Donald Fagen said in a statement Sunday that his Steely Dan bandmate was not only “an excellent guitarist and a great songwriter” but also “smart as a whip,” ”hysterically funny” and “cynical about human nature, including his own.”
“I intend to keep the music we created together alive as long as I can with the Steely Dan band,” Fagen wrote.
Although Steely Dan had been touring recently, Becker had missed performances earlier in the summer in Los Angeles and New York. Fagen later told Billboard that Becker was recovering from a procedure. Fagen said at the time he hoped that Becker would be fine soon.
Musicians were quick to mourn Becker on social media Sunday. Mark Ronson tweeted that Becker was “one half of the team I aspire to every time I sit down at a piano.”
Both Ryan Adams and the band The Mountain Goats tweeted that Becker changed their lives. Slash posted a photo of Becker on Instagram, writing “RIP #WalterBecker”.
A Queens native who started out playing the saxophone and eventually picked up the guitar, Becker met Fagen as a student at Bard College in 1967.
“We started writing nutty little tunes on an upright piano in a small sitting room in the lobby of Ward Manor, a mouldering old mansion on the Hudson River that the college used as a dorm,” Fagen recalled in his statement. “We liked a lot of the same things: jazz (from the twenties through the mid-sixties), W.C. Fields, the Marx Brothers, science fiction, (Vladimir) Nabokov, Kurt Vonnegut, Thomas Berger, and Robert Altman films come to mind. Also soul music and Chicago blues.”
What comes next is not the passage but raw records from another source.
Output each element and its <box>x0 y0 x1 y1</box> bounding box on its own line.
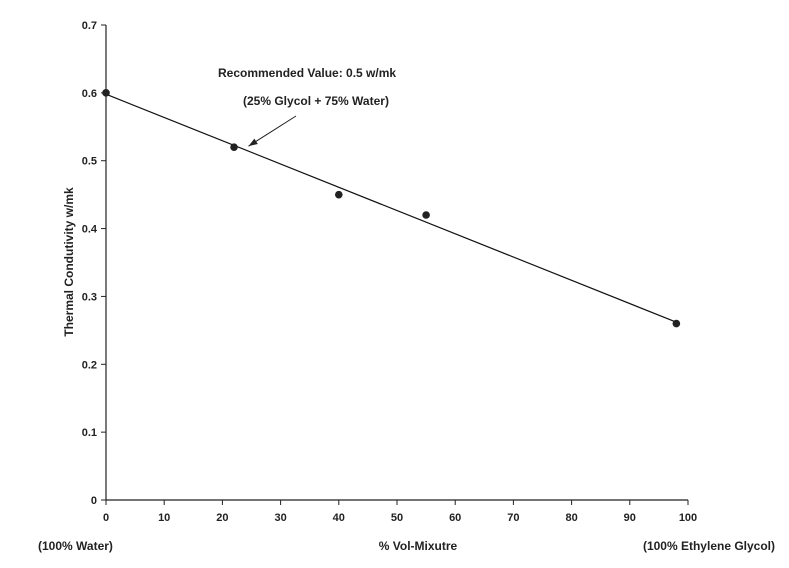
data-point <box>335 190 343 199</box>
data-point <box>422 211 430 219</box>
trendline <box>105 93 677 323</box>
x-tick-label: 90 <box>624 512 636 524</box>
x-tick-label: 50 <box>391 512 403 524</box>
y-axis-title: Thermal Condutivity w/mk <box>62 187 76 337</box>
y-tick-label: 0.6 <box>82 88 97 100</box>
y-tick-label: 0 <box>91 495 97 507</box>
x-tick-label: 0 <box>103 512 109 524</box>
annotation-recommended-value: Recommended Value: 0.5 w/mk <box>218 66 396 80</box>
annotation-mixture: (25% Glycol + 75% Water) <box>243 94 389 108</box>
x-axis-ticks: 0 10 20 30 40 50 60 70 80 90 100 <box>103 500 697 524</box>
y-tick-label: 0.1 <box>82 427 97 439</box>
x-axis-right-end-label: (100% Ethylene Glycol) <box>643 539 775 553</box>
x-tick-label: 80 <box>565 512 577 524</box>
x-tick-label: 70 <box>507 512 519 524</box>
y-tick-label: 0.7 <box>82 20 97 32</box>
x-tick-label: 20 <box>216 512 228 524</box>
data-point <box>230 143 238 151</box>
y-tick-label: 0.2 <box>82 359 97 371</box>
x-tick-label: 10 <box>158 512 170 524</box>
y-axis-ticks: 0 0.1 0.2 0.3 0.4 0.5 0.6 0.7 <box>82 20 106 507</box>
data-point <box>102 89 110 97</box>
annotation-arrow <box>248 115 297 147</box>
x-axis-title: % Vol-Mixutre <box>379 539 458 553</box>
data-points <box>102 89 681 328</box>
y-tick-label: 0.4 <box>82 224 98 236</box>
x-tick-label: 40 <box>333 512 345 524</box>
y-tick-label: 0.5 <box>82 156 97 168</box>
data-point <box>672 319 681 328</box>
x-tick-label: 30 <box>274 512 286 524</box>
x-tick-label: 60 <box>449 512 461 524</box>
x-tick-label: 100 <box>679 512 697 524</box>
y-tick-label: 0.3 <box>82 291 97 303</box>
x-axis-left-end-label: (100% Water) <box>38 539 113 553</box>
annotation-arrowhead <box>248 138 258 147</box>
They played with the 1960s pop group Jay and the Americans and penned the song “I Mean to Shine,” performed by Barbara Streisand in 1971 before moving to California and founding the band, which they named after a sex toy in William S. Burroughs’ 1959 novel “Naked Lunch.”
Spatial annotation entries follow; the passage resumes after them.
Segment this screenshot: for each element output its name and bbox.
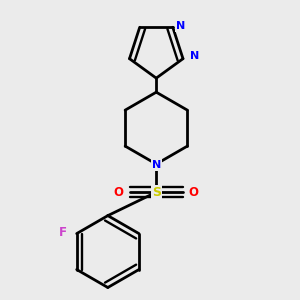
Text: N: N <box>152 160 161 170</box>
Text: O: O <box>189 186 199 199</box>
Text: N: N <box>190 51 200 61</box>
Text: N: N <box>176 21 185 31</box>
Text: F: F <box>58 226 67 238</box>
Text: S: S <box>152 186 161 199</box>
Text: O: O <box>114 186 124 199</box>
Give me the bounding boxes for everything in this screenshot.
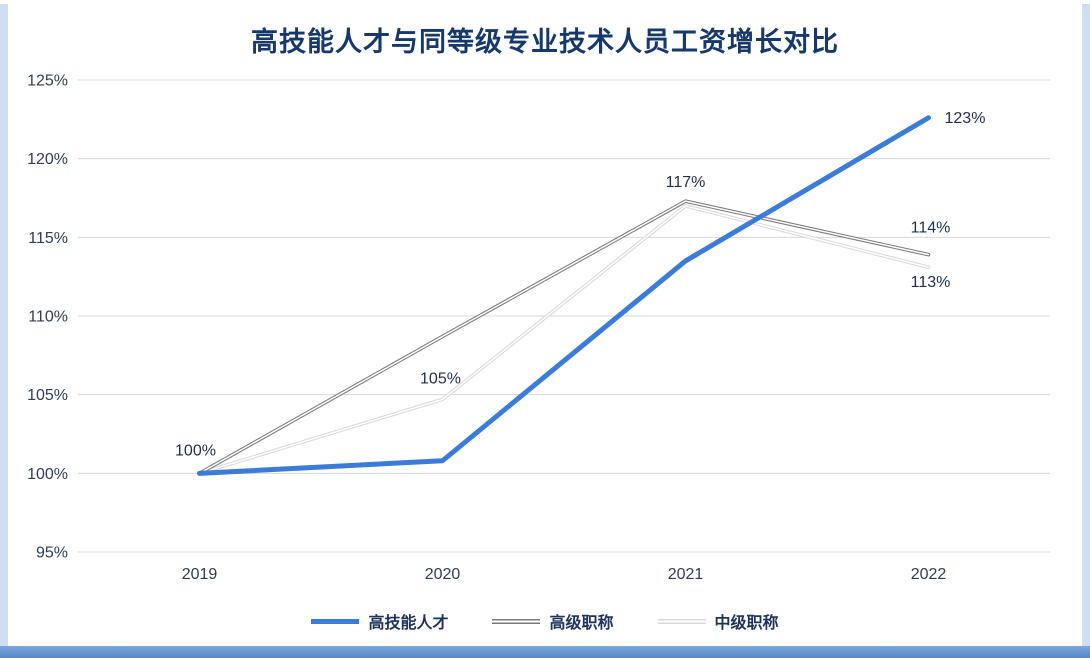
data-label-series-2: 105% xyxy=(420,370,461,387)
series-line-2 xyxy=(197,204,931,476)
legend-item-1[interactable]: 高级职称 xyxy=(492,609,614,633)
y-tick-label: 100% xyxy=(27,466,68,483)
y-tick-label: 125% xyxy=(27,73,68,90)
data-label-series-1: 117% xyxy=(666,174,706,191)
legend-item-0[interactable]: 高技能人才 xyxy=(311,609,448,633)
y-tick-label: 115% xyxy=(28,230,68,247)
x-tick-label: 2020 xyxy=(425,566,461,581)
data-label-series-1: 114% xyxy=(911,220,951,237)
left-border-strip xyxy=(0,4,8,646)
legend-line-sample-1 xyxy=(492,618,541,624)
legend-item-2[interactable]: 中级职称 xyxy=(657,609,779,633)
series-line-1 xyxy=(197,199,931,476)
legend-line-sample-2 xyxy=(657,618,706,624)
series-line-0 xyxy=(197,115,931,476)
x-tick-label: 2021 xyxy=(668,566,704,581)
data-label-series-0: 123% xyxy=(945,110,986,127)
y-tick-label: 105% xyxy=(27,387,68,404)
y-tick-label: 120% xyxy=(27,151,68,168)
series-line-casing-1 xyxy=(198,200,930,475)
legend-label-0: 高技能人才 xyxy=(368,615,449,632)
chart-legend: 高技能人才 高级职称 中级职称 xyxy=(8,608,1082,634)
chart-panel: 高技能人才与同等级专业技术人员工资增长对比 95% 100% 105% 110% 115… xyxy=(8,0,1082,646)
legend-label-1: 高级职称 xyxy=(549,615,614,632)
bottom-border-strip xyxy=(0,646,1090,658)
x-tick-label: 2019 xyxy=(182,566,218,581)
chart-title: 高技能人才与同等级专业技术人员工资增长对比 xyxy=(251,27,839,57)
line-chart: 95% 100% 105% 110% 115% 120% 125% 2019 2020 2021 2… xyxy=(27,73,1050,581)
data-label-series-2: 113% xyxy=(911,274,951,291)
data-label-series-0: 100% xyxy=(175,442,216,459)
right-border-strip xyxy=(1082,4,1090,646)
legend-line-sample-0 xyxy=(311,618,360,624)
legend-label-2: 中级职称 xyxy=(714,615,779,632)
y-tick-label: 95% xyxy=(36,545,68,562)
series-line-casing-2 xyxy=(198,205,930,475)
y-tick-label: 110% xyxy=(28,309,68,326)
x-tick-label: 2022 xyxy=(911,566,947,581)
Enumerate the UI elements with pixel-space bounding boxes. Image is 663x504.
“Like a lot of kids from fractured families, he had the knack of creative mimicry, reading people’s hidden psychology and transforming what he saw into bubbly, incisive art,” Fagen recalled.
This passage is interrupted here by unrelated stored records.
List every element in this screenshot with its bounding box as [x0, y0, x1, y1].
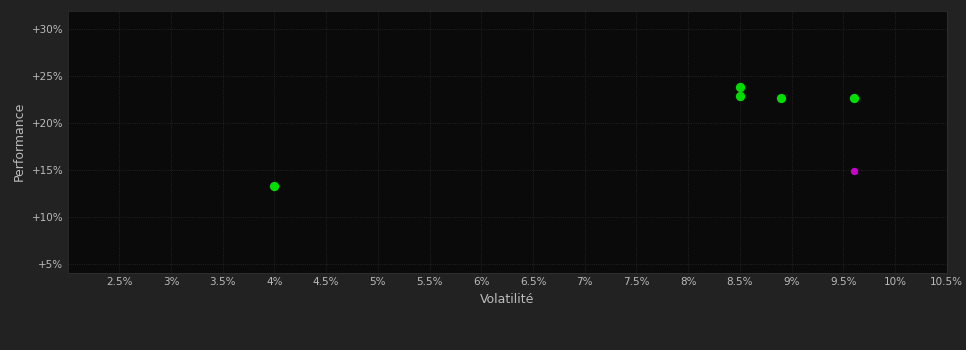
- Point: [846, 95, 862, 100]
- Y-axis label: Performance: Performance: [14, 102, 26, 181]
- Point: [732, 93, 748, 99]
- Point: [846, 168, 862, 174]
- Point: [267, 183, 282, 189]
- X-axis label: Volatilité: Volatilité: [480, 293, 534, 306]
- Point: [732, 85, 748, 90]
- Point: [774, 95, 789, 100]
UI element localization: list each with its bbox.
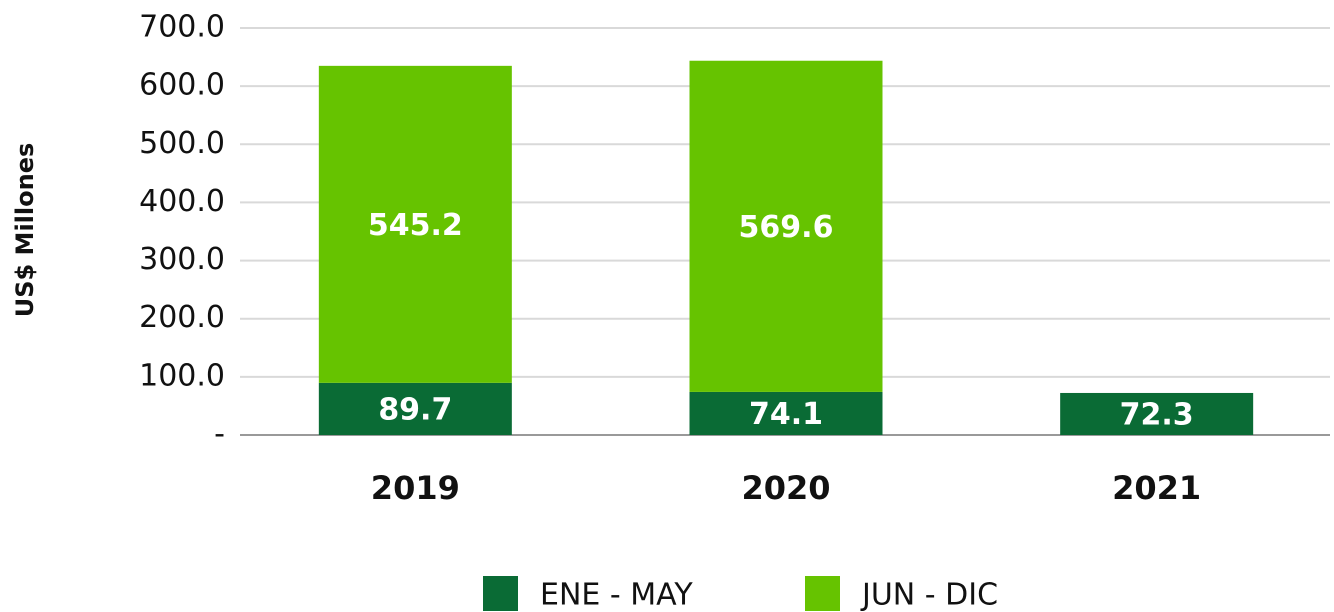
- y-tick-label: 200.0: [139, 300, 225, 335]
- legend-swatch: [483, 576, 518, 611]
- y-tick-label: 300.0: [139, 242, 225, 277]
- bar-segment: [689, 391, 883, 435]
- value-label: 72.3: [1120, 397, 1194, 432]
- bar-segment: [318, 382, 512, 435]
- y-axis-title: US$ Millones: [11, 143, 39, 318]
- y-tick-label: 100.0: [139, 358, 225, 393]
- y-tick-label: 500.0: [139, 126, 225, 161]
- bar-segment: [1060, 392, 1254, 435]
- value-label: 545.2: [368, 208, 463, 243]
- value-label: 569.6: [739, 210, 834, 245]
- y-tick-label: 400.0: [139, 184, 225, 219]
- y-tick-label: 700.0: [139, 10, 225, 45]
- x-tick-label: 2019: [371, 469, 460, 507]
- legend-label: JUN - DIC: [860, 578, 998, 612]
- legend-label: ENE - MAY: [540, 578, 693, 612]
- y-tick-label: -: [214, 417, 225, 452]
- bar-segment: [689, 60, 883, 392]
- value-label: 89.7: [378, 392, 452, 427]
- y-tick-label: 600.0: [139, 68, 225, 103]
- bar-segment: [318, 65, 512, 383]
- x-tick-label: 2020: [741, 469, 830, 507]
- x-tick-label: 2021: [1112, 469, 1201, 507]
- legend-swatch: [805, 576, 840, 611]
- value-label: 74.1: [749, 397, 823, 432]
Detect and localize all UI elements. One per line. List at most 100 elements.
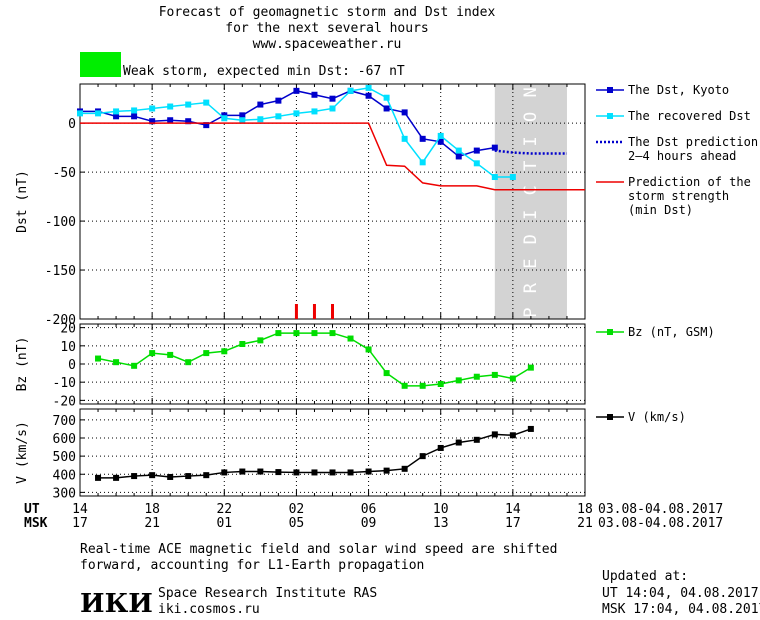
series-point (491, 371, 498, 378)
series-point (293, 110, 300, 117)
y-tick-label: -10 (53, 376, 76, 391)
legend-label: Prediction of the (628, 175, 751, 189)
series-point (473, 147, 480, 154)
series-point (329, 105, 336, 112)
msk-dates: 03.08-04.08.2017 (598, 516, 723, 531)
series-point (293, 469, 300, 476)
series-point (203, 122, 210, 129)
series-point (221, 115, 228, 122)
legend-label: The recovered Dst (628, 109, 751, 123)
series-point (347, 87, 354, 94)
legend-label: (min Dst) (628, 203, 693, 217)
series-point (365, 92, 372, 99)
y-tick-label: -100 (45, 215, 76, 230)
ut-tick-label: 14 (505, 502, 521, 517)
updated-label: Updated at: (602, 569, 688, 584)
ut-tick-label: 22 (216, 502, 232, 517)
series-point (329, 469, 336, 476)
y-tick-label: 0 (68, 117, 76, 132)
series-point (437, 138, 444, 145)
y-tick-label: 400 (53, 468, 76, 483)
msk-tick-label: 21 (577, 516, 593, 531)
series-point (293, 87, 300, 94)
ut-tick-label: 02 (289, 502, 305, 517)
series-point (275, 113, 282, 120)
series-point (185, 473, 192, 480)
y-tick-label: 500 (53, 450, 76, 465)
legend-label: The Dst prediction (628, 135, 758, 149)
y-axis-label: Dst (nT) (15, 170, 30, 233)
series-point (113, 359, 120, 366)
series-point (527, 364, 534, 371)
series-point (239, 112, 246, 119)
legend-marker (607, 113, 613, 119)
series-point (383, 105, 390, 112)
series-point (257, 101, 264, 108)
series-point (437, 132, 444, 139)
series-point (149, 350, 156, 357)
storm-indicator (80, 52, 121, 77)
ut-tick-label: 14 (72, 502, 88, 517)
series-point (365, 468, 372, 475)
series-line (494, 149, 567, 155)
series-point (329, 330, 336, 337)
title-line2: for the next several hours (225, 21, 429, 36)
series-point (131, 107, 138, 114)
bz-panel: 20 10 0 -10 -20 Bz (nT) Bz (nT, GSM) (15, 322, 715, 410)
footer-note-line2: forward, accounting for L1-Earth propaga… (80, 558, 424, 573)
series-line (80, 122, 585, 191)
series-point (383, 467, 390, 474)
updated-msk: MSK 17:04, 04.08.2017 (602, 602, 760, 617)
y-tick-label: 600 (53, 432, 76, 447)
series-point (311, 330, 318, 337)
y-tick-label: 10 (60, 340, 76, 355)
series-point (167, 117, 174, 124)
series-point (455, 147, 462, 154)
institute-site[interactable]: iki.cosmos.ru (158, 602, 260, 617)
series-point (203, 350, 210, 357)
series-point (347, 469, 354, 476)
series-point (257, 468, 264, 475)
series-point (383, 94, 390, 101)
storm-status: Weak storm, expected min Dst: -67 nT (123, 64, 405, 79)
legend-marker (607, 414, 613, 420)
legend-label: Bz (nT, GSM) (628, 325, 715, 339)
series-line (80, 90, 495, 158)
y-tick-label: -150 (45, 264, 76, 279)
legend-marker (607, 87, 613, 93)
series-point (257, 116, 264, 123)
series-point (365, 84, 372, 91)
series-point (419, 159, 426, 166)
updated-ut: UT 14:04, 04.08.2017 (602, 586, 759, 601)
msk-tick-label: 01 (216, 516, 232, 531)
msk-tick-label: 09 (361, 516, 377, 531)
y-tick-label: -50 (53, 166, 76, 181)
series-point (437, 381, 444, 387)
series-point (275, 330, 282, 337)
msk-tick-label: 05 (289, 516, 305, 531)
series-point (203, 99, 210, 106)
series-point (149, 105, 156, 112)
series-point (113, 474, 120, 481)
series-point (77, 110, 83, 117)
series-point (509, 174, 516, 181)
series-point (473, 160, 480, 167)
ut-tick-label: 06 (361, 502, 377, 517)
series-point (491, 431, 498, 438)
series-point (311, 91, 318, 98)
series-point (455, 153, 462, 160)
series-point (473, 373, 480, 380)
msk-tick-label: 21 (144, 516, 160, 531)
series-point (419, 453, 426, 460)
y-tick-label: -20 (53, 394, 76, 409)
series-point (401, 109, 408, 116)
series-point (149, 118, 156, 125)
series-point (113, 108, 120, 115)
series-point (95, 474, 102, 481)
series-point (491, 144, 498, 151)
msk-tick-label: 13 (433, 516, 449, 531)
panel-frame (79, 408, 586, 497)
y-tick-label: 700 (53, 414, 76, 429)
series-point (527, 425, 534, 432)
title-line1: Forecast of geomagnetic storm and Dst in… (159, 5, 496, 20)
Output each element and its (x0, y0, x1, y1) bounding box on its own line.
Their first album as Steely Dan, “Can’t Buy Me a Thrill” was released in 1972, and featured both “Do It Again” and “Reelin’ In the Years.” A lukewarm Rolling Stone review from the time said it contained “three top-level cuts and scattered moments of inspiration.”
The band continued producing albums throughout the 1970s, Boasting songs penned by Fagen and Becker and music provided by some of the best session musicians in the business.
“It wouldn’t bother me at all,” Becker said in an interview, “not to play on my own album.”
In their music, Steely Dan offered an idiosyncratic combination of rock and jazz, backed with subversive and literary lyrics that neither expected many fans to understand — and which they themselves sometimes claimed to not understand. They scored a big hit with “Rikki Don’t Lose that Number” in 1974 before hitting a high point in 1977 with the album “Aja.”
“What underlies Steely Dan’s music — and may, with this album, be showing its limitations — is its extreme intellectual self-consciousness, both in music and lyrics,” wrote critic Michael Duffy in Rolling Stone in 1977 of the album. “Given the nature of these times, this may be precisely the quality that makes Walter Becker and Donald Fagen the perfect musical antiheroes for the Seventies.”
But it wasn’t quite enough to sustain Steely Dan past their next studio album, “Gaucho.” They broke up in 1981 after the album’s release.
Becker had suffered some personal hardships during this time, including addiction, his girlfriend’s death by overdose and a resulting lawsuit, and a serious injury he sustained after being struck by a cab. When Steely Dan disbanded, Becker retreated to Maui and began growing avocados, while Fagen attempted a solo career.
Becker eventually reunited with Fagen and, after a nearly 20 year hiatus, released two albums: “Two Against Nature,” which won four Grammys, including album of the year in 2001, and “Everything Must Go.”
They were inducted into the Rock and Roll Hall of Fame in 2001.
Ever sardonic and ornery, when they got back together and started touring again, Becker joked in an NPR interview that they were going to be wearing defibrillator backpacks during their performances just in case something went wrong.
When the interviewer asked about bands touring past their prime, Becker just said: “People were already thinking that about us in the ’70s. It would be a shame if they didn’t continue to think that.”